Sunshine of an​ Introvert’s Mind

I use to want to change myself. I use to feel insecure about my inability to be as free and outspoken as others. I use to write in my journals declarations of the new me. I convinced myself that one day I would be so free that people would look up to me. I was young and full of hope, but the problem I had was I thought I had a problem in the first place. I hated that I was so serious and so sensitive. I hated that I wouldn’t share my inner thoughts in a discussion. I really didn’t want to be myself because I thought it was something wrong with me. I wanted to be free of that burden. Once I started accepting myself, I stopped seeing the negative parts of my personality. I stopped trying so hard to change myself. I became free once I decided that I didn’t have to be a certain way to add value.

No matter what someone’s personality is everyone adds value.

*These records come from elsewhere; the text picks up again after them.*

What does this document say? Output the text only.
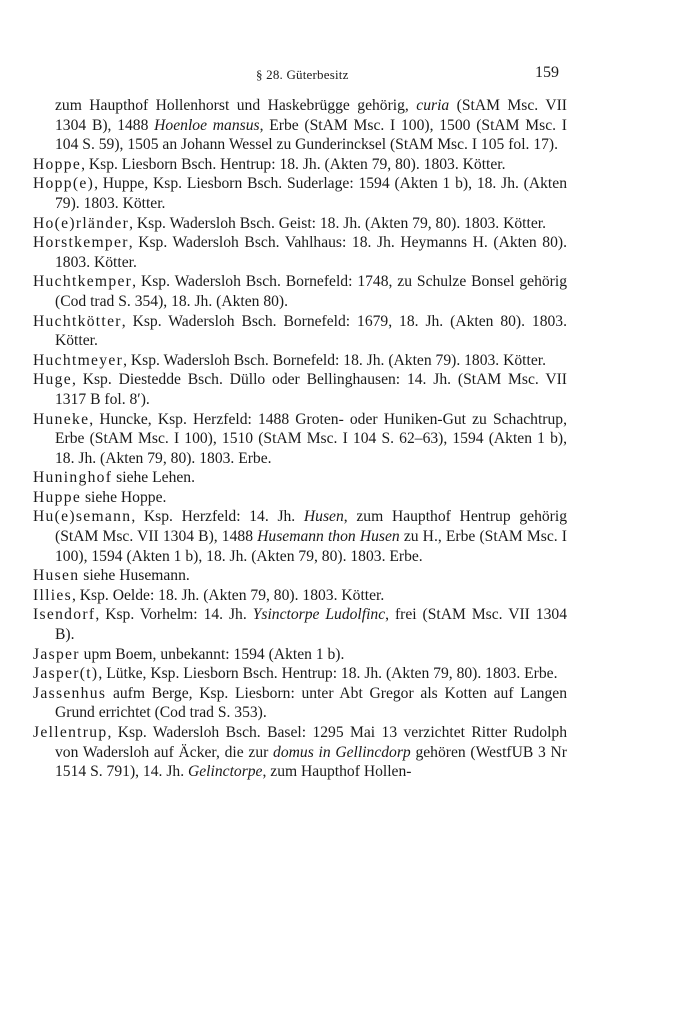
§ 28. Güterbesitz	159

zum Haupthof Hollenhorst und Haskebrügge gehörig, curia (StAM Msc. VII 1304 B), 1488 Hoenloe mansus, Erbe (StAM Msc. I 100), 1500 (StAM Msc. I 104 S. 59), 1505 an Johann Wessel zu Gunderincksel (StAM Msc. I 105 fol. 17).

Hoppe, Ksp. Liesborn Bsch. Hentrup: 18. Jh. (Akten 79, 80). 1803. Kötter.

Hopp(e), Huppe, Ksp. Liesborn Bsch. Suderlage: 1594 (Akten 1 b), 18. Jh. (Akten 79). 1803. Kötter.

Ho(e)rländer, Ksp. Wadersloh Bsch. Geist: 18. Jh. (Akten 79, 80). 1803. Kötter.

Horstkemper, Ksp. Wadersloh Bsch. Vahlhaus: 18. Jh. Heymanns H. (Akten 80). 1803. Kötter.

Huchtkemper, Ksp. Wadersloh Bsch. Bornefeld: 1748, zu Schulze Bonsel gehörig (Cod trad S. 354), 18. Jh. (Akten 80).

Huchtkötter, Ksp. Wadersloh Bsch. Bornefeld: 1679, 18. Jh. (Akten 80). 1803. Kötter.

Huchtmeyer, Ksp. Wadersloh Bsch. Bornefeld: 18. Jh. (Akten 79). 1803. Kötter.

Huge, Ksp. Diestedde Bsch. Düllo oder Bellinghausen: 14. Jh. (StAM Msc. VII 1317 B fol. 8′).

Huneke, Huncke, Ksp. Herzfeld: 1488 Groten- oder Huniken-Gut zu Schachtrup, Erbe (StAM Msc. I 100), 1510 (StAM Msc. I 104 S. 62–63), 1594 (Akten 1 b), 18. Jh. (Akten 79, 80). 1803. Erbe.

Huninghof siehe Lehen.

Huppe siehe Hoppe.

Hu(e)semann, Ksp. Herzfeld: 14. Jh. Husen, zum Haupthof Hentrup gehörig (StAM Msc. VII 1304 B), 1488 Husemann thon Husen zu H., Erbe (StAM Msc. I 100), 1594 (Akten 1 b), 18. Jh. (Akten 79, 80). 1803. Erbe.

Husen siehe Husemann.

Illies, Ksp. Oelde: 18. Jh. (Akten 79, 80). 1803. Kötter.

Isendorf, Ksp. Vorhelm: 14. Jh. Ysinctorpe Ludolfinc, frei (StAM Msc. VII 1304 B).

Jasper upm Boem, unbekannt: 1594 (Akten 1 b).

Jasper(t), Lütke, Ksp. Liesborn Bsch. Hentrup: 18. Jh. (Akten 79, 80). 1803. Erbe.

Jassenhus aufm Berge, Ksp. Liesborn: unter Abt Gregor als Kotten auf Langen Grund errichtet (Cod trad S. 353).

Jellentrup, Ksp. Wadersloh Bsch. Basel: 1295 Mai 13 verzichtet Ritter Rudolph von Wadersloh auf Äcker, die zur domus in Gellincdorp gehören (WestfUB 3 Nr 1514 S. 791), 14. Jh. Gelinctorpe, zum Haupthof Hollen-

Everyone has a special skill or strength. Back in the day, I use to focus a lot on strengthening my weaknesses. I even felt inadequate because of my tendency to be private and not as social as others. I use to feel bad for being forgettable in people’s minds. Even now I feel uncomfortable when a person might forget that they met me. I spend a considerable amount of time thinking about what I could to be more memorable. My conclusion is it doesn’t matter.  Not being memorable is not something that will help me reach my goals. On top of that most people are in their own worlds anyway. While I am considered quiet, I am also observant. Being quiet doesn’t mean my brain is empty, it just means that I am observing.

As an introvert, I spend a lot of time thinking. I sometimes think about situations that make me feel uncomfortable. I use to take those incidents as indications of ways I need to change. Now I take them as ways to help me understand myself. I spent so much of my life trying to change the core of who I am only to realize I can not. I can grow and adapt and not have so much social anxiety, but I am still going to be reserved. Life is not about changing who I am to make people like me but growing so I can become a better person. Bettering myself is not about being more social, but about working to make a change. That is what’s most important.

In this social world, it is easy for an introvert to feel less than. People are always trying to push us to speak up and come out of ourselves. While I think it is important to make connections with people, all connections are not created equal. Changing yourslef does not mean you reject the negative things about you. It means accepting yourself and trying to be a better person.